Fiscal constraints will also force the left to take seriously the agenda of economic reform opened up under the ungainly title of “pre-distribution”. Without an account of how to generate and share prosperity more equitably within the market economy, social democracy is purposeless. But it will need a far more robust and plausible political strategy for achieving these ambitions than anything that has been on offer hitherto. Technological change will not usher in a new economy of its own accord, and without the solid base of an organised working class to ground its politics, the left needs to be open to a wide set of alliances with businesses, big and small. Combining economic radicalism with credibility and popular appeal, particularly to voters who still blame it for the financial crisis, is the hardest challenge the left faces, but there is no getting away from it.
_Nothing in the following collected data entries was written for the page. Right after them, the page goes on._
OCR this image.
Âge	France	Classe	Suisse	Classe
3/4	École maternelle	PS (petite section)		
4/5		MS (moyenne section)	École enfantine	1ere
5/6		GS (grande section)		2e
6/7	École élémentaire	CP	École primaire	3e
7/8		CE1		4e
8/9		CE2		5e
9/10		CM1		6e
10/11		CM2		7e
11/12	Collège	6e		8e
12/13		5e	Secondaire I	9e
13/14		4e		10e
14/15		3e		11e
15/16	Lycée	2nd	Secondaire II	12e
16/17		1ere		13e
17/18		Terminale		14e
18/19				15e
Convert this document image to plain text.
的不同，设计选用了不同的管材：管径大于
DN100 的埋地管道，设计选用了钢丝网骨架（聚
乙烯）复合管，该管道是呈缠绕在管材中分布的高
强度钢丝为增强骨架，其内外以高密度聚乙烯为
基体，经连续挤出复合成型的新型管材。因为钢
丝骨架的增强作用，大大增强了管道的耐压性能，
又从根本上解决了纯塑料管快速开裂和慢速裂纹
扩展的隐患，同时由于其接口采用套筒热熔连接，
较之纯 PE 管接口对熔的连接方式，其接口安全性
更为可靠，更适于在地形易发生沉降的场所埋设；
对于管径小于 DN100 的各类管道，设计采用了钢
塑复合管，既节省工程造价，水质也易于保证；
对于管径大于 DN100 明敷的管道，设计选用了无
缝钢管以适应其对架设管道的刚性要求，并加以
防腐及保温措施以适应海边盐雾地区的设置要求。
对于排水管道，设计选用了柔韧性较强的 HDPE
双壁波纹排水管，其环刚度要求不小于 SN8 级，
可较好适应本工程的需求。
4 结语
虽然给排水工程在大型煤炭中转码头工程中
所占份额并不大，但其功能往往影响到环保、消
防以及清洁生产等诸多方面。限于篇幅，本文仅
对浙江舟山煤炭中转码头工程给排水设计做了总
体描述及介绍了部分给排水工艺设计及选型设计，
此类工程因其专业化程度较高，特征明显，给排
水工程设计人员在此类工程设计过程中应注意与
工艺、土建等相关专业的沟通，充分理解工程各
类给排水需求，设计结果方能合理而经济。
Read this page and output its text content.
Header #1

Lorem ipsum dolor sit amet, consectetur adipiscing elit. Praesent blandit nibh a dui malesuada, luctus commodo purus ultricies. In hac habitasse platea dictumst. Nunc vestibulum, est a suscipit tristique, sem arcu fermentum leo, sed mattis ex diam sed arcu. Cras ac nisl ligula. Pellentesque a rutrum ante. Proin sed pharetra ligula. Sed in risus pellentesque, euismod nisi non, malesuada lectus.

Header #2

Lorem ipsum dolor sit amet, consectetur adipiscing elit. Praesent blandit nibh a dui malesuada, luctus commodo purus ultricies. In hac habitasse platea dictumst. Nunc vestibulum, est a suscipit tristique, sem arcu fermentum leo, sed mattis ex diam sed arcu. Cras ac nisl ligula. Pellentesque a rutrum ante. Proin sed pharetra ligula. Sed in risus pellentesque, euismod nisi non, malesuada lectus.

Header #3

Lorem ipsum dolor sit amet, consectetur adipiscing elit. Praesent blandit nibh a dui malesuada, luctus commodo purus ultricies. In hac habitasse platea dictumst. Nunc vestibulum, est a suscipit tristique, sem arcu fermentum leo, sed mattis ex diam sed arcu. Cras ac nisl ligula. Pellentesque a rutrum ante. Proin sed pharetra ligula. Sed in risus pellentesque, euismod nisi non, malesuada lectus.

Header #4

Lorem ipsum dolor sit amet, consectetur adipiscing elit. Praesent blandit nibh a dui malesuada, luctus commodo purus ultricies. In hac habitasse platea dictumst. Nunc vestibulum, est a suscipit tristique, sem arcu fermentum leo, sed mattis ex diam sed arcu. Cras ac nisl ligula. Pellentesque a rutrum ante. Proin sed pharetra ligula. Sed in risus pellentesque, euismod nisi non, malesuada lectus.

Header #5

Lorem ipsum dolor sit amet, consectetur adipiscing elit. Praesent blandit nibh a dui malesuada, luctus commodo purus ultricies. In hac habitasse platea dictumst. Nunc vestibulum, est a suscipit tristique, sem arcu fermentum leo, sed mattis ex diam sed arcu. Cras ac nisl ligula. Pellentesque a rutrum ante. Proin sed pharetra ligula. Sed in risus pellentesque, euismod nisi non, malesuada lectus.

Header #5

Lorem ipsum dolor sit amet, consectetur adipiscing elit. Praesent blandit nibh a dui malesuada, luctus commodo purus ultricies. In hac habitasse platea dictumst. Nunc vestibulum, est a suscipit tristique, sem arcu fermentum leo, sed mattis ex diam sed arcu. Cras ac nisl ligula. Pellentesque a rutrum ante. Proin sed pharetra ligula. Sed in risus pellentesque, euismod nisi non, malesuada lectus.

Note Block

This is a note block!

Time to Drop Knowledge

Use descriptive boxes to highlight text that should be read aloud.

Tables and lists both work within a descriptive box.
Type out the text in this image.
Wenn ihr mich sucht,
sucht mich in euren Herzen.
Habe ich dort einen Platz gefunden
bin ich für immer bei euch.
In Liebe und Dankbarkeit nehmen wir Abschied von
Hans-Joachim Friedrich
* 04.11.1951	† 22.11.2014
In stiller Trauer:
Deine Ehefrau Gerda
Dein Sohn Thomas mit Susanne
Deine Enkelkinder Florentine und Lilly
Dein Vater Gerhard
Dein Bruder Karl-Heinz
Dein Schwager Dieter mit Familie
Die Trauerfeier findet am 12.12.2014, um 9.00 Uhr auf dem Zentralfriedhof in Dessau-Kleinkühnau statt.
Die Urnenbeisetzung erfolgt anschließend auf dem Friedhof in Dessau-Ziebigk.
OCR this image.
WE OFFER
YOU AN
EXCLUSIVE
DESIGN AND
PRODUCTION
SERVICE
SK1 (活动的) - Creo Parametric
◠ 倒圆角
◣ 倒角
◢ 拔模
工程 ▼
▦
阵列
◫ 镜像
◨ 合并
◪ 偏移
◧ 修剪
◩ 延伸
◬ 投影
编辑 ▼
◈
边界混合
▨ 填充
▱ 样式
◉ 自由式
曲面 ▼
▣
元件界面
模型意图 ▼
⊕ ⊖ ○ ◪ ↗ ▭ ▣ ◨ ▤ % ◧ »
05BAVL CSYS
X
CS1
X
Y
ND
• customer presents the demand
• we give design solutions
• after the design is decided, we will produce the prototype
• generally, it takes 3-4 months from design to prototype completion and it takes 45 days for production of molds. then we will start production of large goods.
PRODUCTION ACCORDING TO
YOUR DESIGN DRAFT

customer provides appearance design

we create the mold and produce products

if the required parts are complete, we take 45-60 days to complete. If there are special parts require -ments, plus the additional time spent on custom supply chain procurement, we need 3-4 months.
On a note of optimism, the left is currently strong in cities, from which it can build out. Diversity is a strength in major urban centres, not a weakness, and powerful city leaders endow progressive politics with governing authority. Cities are the places where new social movements are most active and much of the energy of contemporary politics can be found, even if elections are fought on wider terrain. The task is to combine a propensity to decentralise and devolve with clear national political direction. The same holds with party reform: the mass political parties of the 20th century are dead, but networks can’t fight elections, so combining openness and democratic engagement, with discipline and national purpose, is vital.